• Emotionales Kontextverständnis •

Emotional Literacy

Wie kann es gelingen, sich nicht ständig in den eigenen Emotionen zu verfangen? Und vor allem: Wie kann dies den Führungskräften in den Unternehmen gelingen? „Emotional Literacy“, ein emotionales Kontextverständnis, ist in Zeiten radikalen Wandels – in sogenannten VUCA-Welten – elementar wichtig. Nicht nur, um die eigene Krisenresilienz aufrecht zu erhalten, sondern auch, um die Menschen in der eigenen Umgebung durch die Krise mit hindurch zu führen. Der Erwerb des emotionalen Kontextverständnisses ist der Schlüssel zur Freisetzung des inneren Bewusstseins und des ungenutzten Potenzials, das in jedem Menschen bis ins hohe Alter schlummert.

Literacy

Emotionen sind „gelernte Antworten“ auf Handlungen und Symbole und können ähnlich behandelt werden wie eine Sprache, die man lernt. Eine Fremdsprache lernt man, indem man Grammatik und Vokabeln paukt und Satzkonstruktionen verinnerlicht. Wirklich sprechen lernt man die Sprache aber erst in dem Land, in dem sie gesprochen wird. Wenn man nämlich versteht, warum manche Ausdrücke verwendet werden, wenn man die Gestik und Mimik in die Deutungshoheit der Sprache einbezieht und so dem eigenen Sprechen Lebendigkeit und Authentizität verleiht. Weil genau jetzt nämlich Sprache und Kultur verschwimmen und einen gemeinsamen Kontext bilden. Das also, was wir in unserer Muttersprache selbstverständlich von Kindheit an lernen. In beiden Fällen spricht man von „Literacy“ – einem sprachlichen Kontextverständnis.

Emotional Literacy

Emotional Literacy macht uns zu „ganzen“ Menschen. Sie hilft uns, unser emotionales Potenzial zu leben, zu erleben und an ihm zu wachsen und zu transformieren – vom Kind, zum Jugendlichen, zum Erwachsenen, zum weisen Menschen. In jeder Lebensphase an jedem Tag unseres Lebens reifen wir durch ein bewusstes Kontextverständnis unserer Emotionen. Indem wir uns ihnen nicht hingeben, uns nicht in ihnen verlieren oder sie gar unterdrücken, sondern als sie als eine Art Sprache betrachten, deren Vokabular sich verändert, je besser wir die Sprache sprechen und je intensiver wir in die vielschichtigen Facetten ihrer Kultur eintauchen.
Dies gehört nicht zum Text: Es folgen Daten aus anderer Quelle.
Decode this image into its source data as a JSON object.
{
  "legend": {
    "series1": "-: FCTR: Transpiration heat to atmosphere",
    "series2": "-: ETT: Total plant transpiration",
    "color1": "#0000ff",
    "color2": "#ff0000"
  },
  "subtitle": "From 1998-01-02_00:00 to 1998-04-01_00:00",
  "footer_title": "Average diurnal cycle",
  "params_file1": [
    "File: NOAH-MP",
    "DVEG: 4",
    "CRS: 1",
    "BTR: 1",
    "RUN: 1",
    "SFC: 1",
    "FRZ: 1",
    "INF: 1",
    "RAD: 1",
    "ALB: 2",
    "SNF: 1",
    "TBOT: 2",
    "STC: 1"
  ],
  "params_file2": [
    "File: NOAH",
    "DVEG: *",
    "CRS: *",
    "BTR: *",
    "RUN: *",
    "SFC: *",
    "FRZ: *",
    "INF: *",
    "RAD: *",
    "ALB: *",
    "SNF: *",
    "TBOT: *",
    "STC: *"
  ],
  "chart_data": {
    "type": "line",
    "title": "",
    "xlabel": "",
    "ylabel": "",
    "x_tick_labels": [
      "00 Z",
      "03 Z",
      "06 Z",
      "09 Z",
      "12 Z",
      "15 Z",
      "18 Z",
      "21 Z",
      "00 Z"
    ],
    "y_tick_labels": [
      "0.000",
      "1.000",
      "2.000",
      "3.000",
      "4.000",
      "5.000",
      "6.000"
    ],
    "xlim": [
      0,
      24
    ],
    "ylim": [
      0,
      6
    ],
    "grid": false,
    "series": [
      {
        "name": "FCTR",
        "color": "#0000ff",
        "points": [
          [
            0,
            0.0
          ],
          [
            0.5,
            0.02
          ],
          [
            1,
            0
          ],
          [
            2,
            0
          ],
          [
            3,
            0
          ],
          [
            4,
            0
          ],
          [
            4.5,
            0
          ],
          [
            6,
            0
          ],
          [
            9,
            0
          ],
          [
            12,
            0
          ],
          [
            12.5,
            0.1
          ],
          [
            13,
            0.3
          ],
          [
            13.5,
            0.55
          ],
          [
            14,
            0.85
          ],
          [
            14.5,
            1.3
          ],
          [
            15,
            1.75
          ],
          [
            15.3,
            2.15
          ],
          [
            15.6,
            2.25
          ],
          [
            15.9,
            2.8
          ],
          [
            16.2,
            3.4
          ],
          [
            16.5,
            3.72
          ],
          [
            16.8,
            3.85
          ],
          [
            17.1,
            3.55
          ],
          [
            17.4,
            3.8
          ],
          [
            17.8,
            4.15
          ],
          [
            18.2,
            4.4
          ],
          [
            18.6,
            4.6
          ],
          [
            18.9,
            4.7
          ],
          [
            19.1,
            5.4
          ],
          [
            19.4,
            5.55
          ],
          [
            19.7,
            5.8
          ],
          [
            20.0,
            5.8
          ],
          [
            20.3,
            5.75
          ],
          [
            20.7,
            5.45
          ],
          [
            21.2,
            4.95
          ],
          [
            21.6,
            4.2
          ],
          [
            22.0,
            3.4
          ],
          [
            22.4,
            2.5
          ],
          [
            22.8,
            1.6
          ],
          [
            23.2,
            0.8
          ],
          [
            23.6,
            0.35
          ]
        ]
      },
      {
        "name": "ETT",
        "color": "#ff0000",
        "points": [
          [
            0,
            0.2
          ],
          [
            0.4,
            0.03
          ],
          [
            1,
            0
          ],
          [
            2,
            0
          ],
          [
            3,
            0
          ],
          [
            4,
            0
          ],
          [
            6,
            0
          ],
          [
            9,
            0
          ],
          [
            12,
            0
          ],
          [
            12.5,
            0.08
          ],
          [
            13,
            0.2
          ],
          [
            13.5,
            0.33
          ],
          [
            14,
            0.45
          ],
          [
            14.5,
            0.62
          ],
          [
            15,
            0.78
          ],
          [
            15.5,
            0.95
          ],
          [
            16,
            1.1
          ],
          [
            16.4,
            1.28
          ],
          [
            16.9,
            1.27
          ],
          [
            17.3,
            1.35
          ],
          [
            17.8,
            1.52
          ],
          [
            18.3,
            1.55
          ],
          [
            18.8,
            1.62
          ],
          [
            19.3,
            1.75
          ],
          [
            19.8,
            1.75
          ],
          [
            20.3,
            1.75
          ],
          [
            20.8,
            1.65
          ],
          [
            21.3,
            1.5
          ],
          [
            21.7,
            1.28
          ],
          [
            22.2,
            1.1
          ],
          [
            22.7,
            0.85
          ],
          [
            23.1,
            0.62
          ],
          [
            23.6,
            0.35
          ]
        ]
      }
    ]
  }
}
Emotional Literacy am Beispiel der Liebe

Liebe, als Emotion, hat ähnlich viele Facetten wie eine Sprache. Sie ist von Kontext zu Kontext anders. Es gibt die Geschwisterliebe, die Liebe zu den eigenen Kindern, die Selbstliebe, die Nächstenliebe, Menschenliebe, Tierliebe, die Liebe zur Natur, zum Beruf, zu den Kolleginnen und Kollegen; es gibt die narzisstische Liebe und die Hassliebe. Schließlich lieben wir auch bedingungslos, wir lieben körperlich (Eros) und jeder Mensch durchlebt irgendwann einmal die erste Verliebtheit. In die Gefühlswelt der Liebe gehört außerdem die tiefe Verbundenheit zu anderen Menschen, tägliche liebevolle Zuwendungen und das Gefühl der liebevollen Selbstachtung.
Die Liebe hat als Begriff und Gefühl historische Evolutionen durchlaufen und findet sich in jeder Weltreligion in unterschiedlicher Deutung und mit unterschiedlichen Dogmen versehen wieder. Fehlende Liebe und deren Folgen werden von Psychologen und Psychiatern behandelt und in der Literatur wird sie romantiziert, verklärt oder ideologisiert.
Wenn wir Liebe in ihrer ganzen Schönheit und Tragik „als emotionale Sprache“ sprechen und sie zutiefst verinnerlichen und verstehen wollen, brauchen wir gewissermaßen ein „Kontextverständnis der Liebe“ – also „Love Literacy“. Und so wie mit der Liebe verhält es sich wie mit jeder anderen Emotion. Sie alle sind vielschichtig, kontextabhängig, werden kulturell gleich empfunden, aber unterschiedlich gewertet und ausgelebt. Aus der „Love Literacy“ wird „Emotional Literacy“.